En la cloaca política siempre han existido las manipulaciones informativas. Un ejemplo que me encanta fue el sucedido durante la segunda guerra del golfo, cuando una supuesta enfermera kuwaití relató ante el mundo como las milicias del gobierno de Sadam habían destruido incubadoras en varios hospitales kuwaitíes, tirando los bebes que contenían al suelo. La tipa resultó ser Nayirah al Sabah, la hija de quince años del embajador kuwaití en Washington. Ni era una vulgar enfermera, ni estuvo presente en el país durante toda la invasión. La hiperrealidad, o la mejor llamada manipulación mediática de toda la vida alcanzó su fin último, sugestionar a la opinión pública para que tolere cosas que libres de presión no habrían tolerado jamás. El caso se las trajo, pero esta regla de la sugestión puede aplicarse cotidianamente a casi todos los discursos frente a los que nos enfrentamos día a día, a esas llamadas “fake news”, que no son otra cosa que una envolvente realidad falsa. Una realidad donde el bombardeo indiscriminado de información ha alcanzado el colapso total de los informados y la impunidad total de aquellos que mienten y embaucan sin descanso.
Ahora esta diatriba perversa del discurso cuenta además con un firme aliado que es el respeto absoluto a toda opinión, por muy oscura que sea. Entramos en esa trillada paradoja de la intolerancia de Karl Popper que afirma que cuanto más tolerante es una sociedad, más hueco deja a la intolerancia y está termina invadiéndolo todo. Se condena la negatividad y la crítica, porque son constructivas y en una sociedad transparente como la nuestra la negatividad son los restos de un pasado sin Prozac en cada comida y sobredosis de “Me gustas” en las redes. ¿Os habéis fijado en que no hay botón de no me gusta en ninguna red? No lo hay porque la negatividad no es productiva, no es frívola y limita el inagotable girar de la rueda de la risa en la que corremos hoy.
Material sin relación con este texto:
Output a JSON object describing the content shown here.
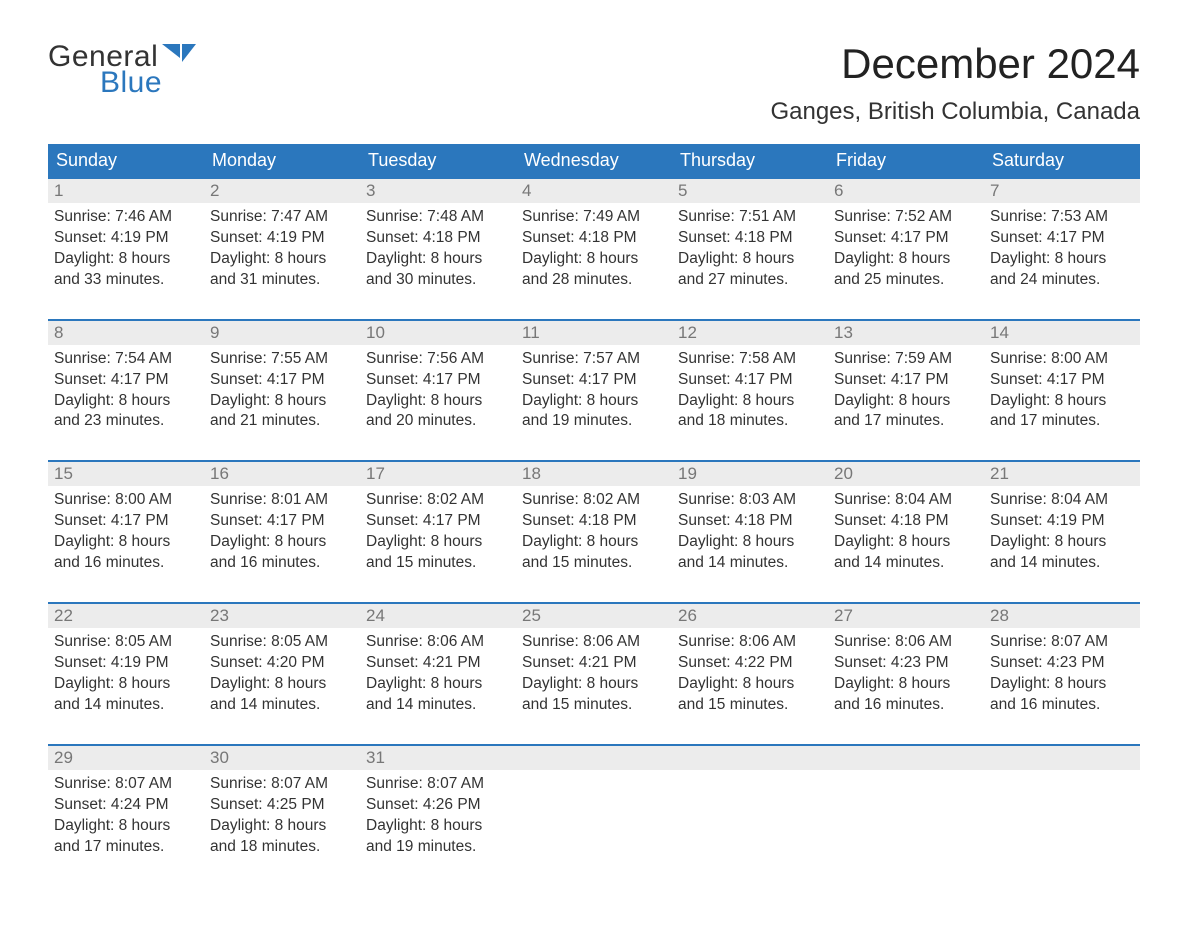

Las actuales circunstancias que vivimos en España son determinantes. De cómo enfoquemos el futuro de nuestra conciencia sobre la realidad, dependerá lo real de nuestras vidas. Tal vez, como dijo Slavoj Zizek para las elecciones americanas respecto a Trump, a España podría beneficiarle una toma de contacto en el poder con las sombras acolchadas del meteórico ascenso de los neofascistas liberales de VOX, del escoramiento derechón de los liberales conservadores de siempre del PP, y de la irrupción programada de los liberales bien vestidos de Ciudadanos, pero temo que aquí no haya despertar alguno. Más bien creo que la somnolienta hiperrealidad en la que hemos caído nos ha llevado a estar patéticamente abstraídos de la realidad. A dar por justo lo que nos acuchilla el hígado y a sonreír al que nos pisotea e incluso darle las gracias.
Creo que, o amanecemos firmes contra la tolerancia a las opiniones y discursos manipulados, o terminaremos presos del más deprimente y sucio de todos los futuros, el de la hiperrealidad de mierda.